Uitspraak
Rechtbank Rotterdam
1.De procedure
- [schuldenaar], schuldenaar,
- [naam], partner van schuldenaar,
- de heer C. Mulder en mevrouw K. Wouts, beschermingsbewindvoerder,
- mevrouw M. den Uil, bewindvoerder.
Rechtbank Rotterdam
In deze zaak heeft de Rechtbank Rotterdam op 15 januari 2024 uitspraak gedaan over de tussentijdse beëindiging van de schuldsaneringsregeling van een schuldenaar. De schuldenaar was in 2023 in de schuldsaneringsregeling geplaatst, maar de bewindvoerder heeft verzocht om de regeling tussentijds te beëindigen vanwege toerekenbare tekortkomingen in de nakoming van de verplichtingen die voortvloeien uit de regeling. De rechter-commissaris heeft op 14 november 2023 ingestemd met dit verzoek.
Tijdens de zitting op 8 januari 2024 zijn de schuldenaar, diens partner, de beschermingsbewindvoerder en de bewindvoerder gehoord. De rechtbank heeft vastgesteld dat de schuldenaar tekort is geschoten in de informatieverplichting en de inspanningsverplichting. Er zijn nieuwe schulden ontstaan en de boedelachterstand kon niet correct worden berekend door het ontbreken van de juiste informatie.
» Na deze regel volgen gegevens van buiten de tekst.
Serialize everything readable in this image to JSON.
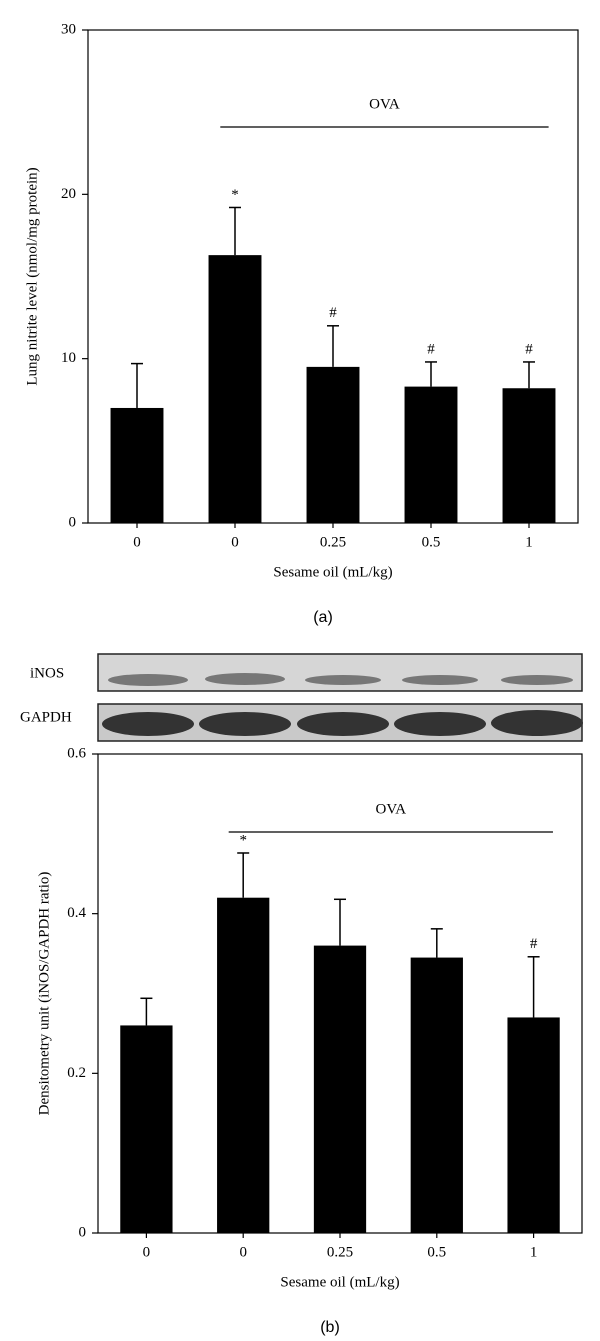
{
  "chart_data": [
    {
      "type": "bar",
      "caption": "(a)",
      "xlabel": "Sesame oil (mL/kg)",
      "ylabel": "Lung nitrite level (nmol/mg protein)",
      "categories": [
        "0",
        "0",
        "0.25",
        "0.5",
        "1"
      ],
      "values": [
        7.0,
        16.3,
        9.5,
        8.3,
        8.2
      ],
      "errors": [
        2.7,
        2.9,
        2.5,
        1.5,
        1.6
      ],
      "value_annotations": [
        null,
        "*",
        "#",
        "#",
        "#"
      ],
      "group_label": "OVA",
      "color": "#000000",
      "ylim": [
        0,
        30
      ],
      "yticks": [
        0,
        10,
        20,
        30
      ]
    },
    {
      "type": "bar",
      "caption": "(b)",
      "xlabel": "Sesame oil (mL/kg)",
      "ylabel": "Densitometry unit (iNOS/GAPDH ratio)",
      "blot_labels": [
        "iNOS",
        "GAPDH"
      ],
      "categories": [
        "0",
        "0",
        "0.25",
        "0.5",
        "1"
      ],
      "values": [
        0.26,
        0.42,
        0.36,
        0.345,
        0.27
      ],
      "errors": [
        0.034,
        0.056,
        0.058,
        0.036,
        0.076
      ],
      "value_annotations": [
        null,
        "*",
        null,
        null,
        "#"
      ],
      "group_label": "OVA",
      "color": "#000000",
      "ylim": [
        0,
        0.6
      ],
      "yticks": [
        0,
        0.2,
        0.4,
        0.6
      ]
    }
  ]
}
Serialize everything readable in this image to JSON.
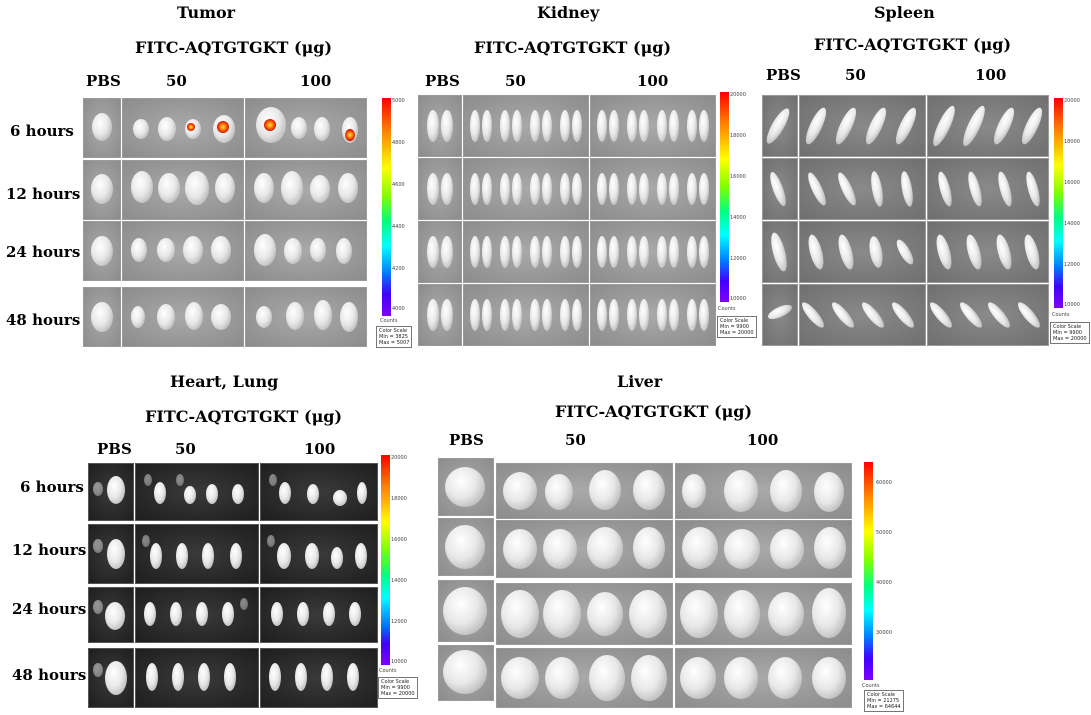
{
  "agent_title": "FITC-AQTGTGKT (μg)",
  "column_headers": [
    "PBS",
    "50",
    "100"
  ],
  "row_headers": [
    "6 hours",
    "12 hours",
    "24 hours",
    "48 hours"
  ],
  "counts_label": "Counts",
  "panels": [
    {
      "key": "tumor",
      "organ": "Tumor",
      "ticks": [
        "5000",
        "4800",
        "4600",
        "4400",
        "4200",
        "4000"
      ],
      "scale": [
        "Color Scale",
        "Min = 3825",
        "Max = 5007"
      ]
    },
    {
      "key": "kidney",
      "organ": "Kidney",
      "ticks": [
        "20000",
        "18000",
        "16000",
        "14000",
        "12000",
        "10000"
      ],
      "scale": [
        "Color Scale",
        "Min = 9900",
        "Max = 20000"
      ]
    },
    {
      "key": "spleen",
      "organ": "Spleen",
      "ticks": [
        "20000",
        "18000",
        "16000",
        "14000",
        "12000",
        "10000"
      ],
      "scale": [
        "Color Scale",
        "Min = 9900",
        "Max = 20000"
      ]
    },
    {
      "key": "heart_lung",
      "organ": "Heart, Lung",
      "ticks": [
        "20000",
        "18000",
        "16000",
        "14000",
        "12000",
        "10000"
      ],
      "scale": [
        "Color Scale",
        "Min = 9900",
        "Max = 20000"
      ]
    },
    {
      "key": "liver",
      "organ": "Liver",
      "ticks": [
        "60000",
        "50000",
        "40000",
        "30000"
      ],
      "scale": [
        "Color Scale",
        "Min = 21275",
        "Max = 64644"
      ]
    }
  ]
}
De rechtbank oordeelt dat de schuldenaar, ondanks eerdere waarschuwingen van de rechter-commissaris, niet voldoende heeft gedaan om aan de verplichtingen te voldoen.
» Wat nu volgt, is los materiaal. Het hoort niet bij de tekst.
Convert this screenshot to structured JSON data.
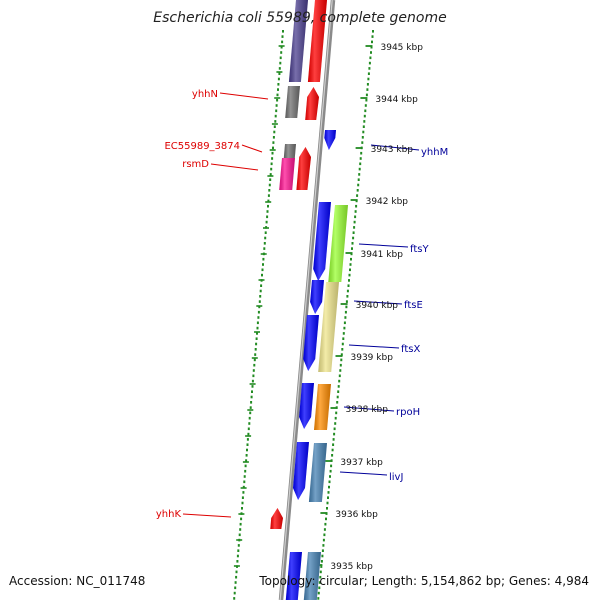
{
  "title": "Escherichia coli 55989, complete genome",
  "footer": {
    "accession": "Accession: NC_011748",
    "topology": "Topology: circular; Length: 5,154,862 bp; Genes: 4,984"
  },
  "colors": {
    "label_red": "#dd0000",
    "label_blue": "#000099",
    "backbone": "#8a8a8a",
    "ruler_green": "#228b22"
  },
  "kbp_labels": [
    "3945 kbp",
    "3944 kbp",
    "3943 kbp",
    "3942 kbp",
    "3941 kbp",
    "3940 kbp",
    "3939 kbp",
    "3938 kbp",
    "3937 kbp",
    "3936 kbp",
    "3935 kbp"
  ],
  "genes": [
    {
      "name": "yhhN",
      "color": "#dd0000"
    },
    {
      "name": "EC55989_3874",
      "color": "#dd0000"
    },
    {
      "name": "rsmD",
      "color": "#dd0000"
    },
    {
      "name": "yhhK",
      "color": "#dd0000"
    },
    {
      "name": "yhhM",
      "color": "#000099"
    },
    {
      "name": "ftsY",
      "color": "#000099"
    },
    {
      "name": "ftsE",
      "color": "#000099"
    },
    {
      "name": "ftsX",
      "color": "#000099"
    },
    {
      "name": "rpoH",
      "color": "#000099"
    },
    {
      "name": "livJ",
      "color": "#000099"
    }
  ]
}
De rechtbank heeft besloten de schuldsaneringsregeling te beëindigen op grond van artikel 350, derde lid, onder c, van de Faillissementswet. Tevens is het salaris van de bewindvoerder vastgesteld op maximaal € 1.979,74, aangezien er geen baten beschikbaar zijn om vorderingen te voldoen. De uitspraak is gedaan door mr. C. de Jong, rechter, en in aanwezigheid van mr. T.M.M. de Laat, griffier. Tegen deze uitspraak kan binnen acht dagen hoger beroep worden ingesteld.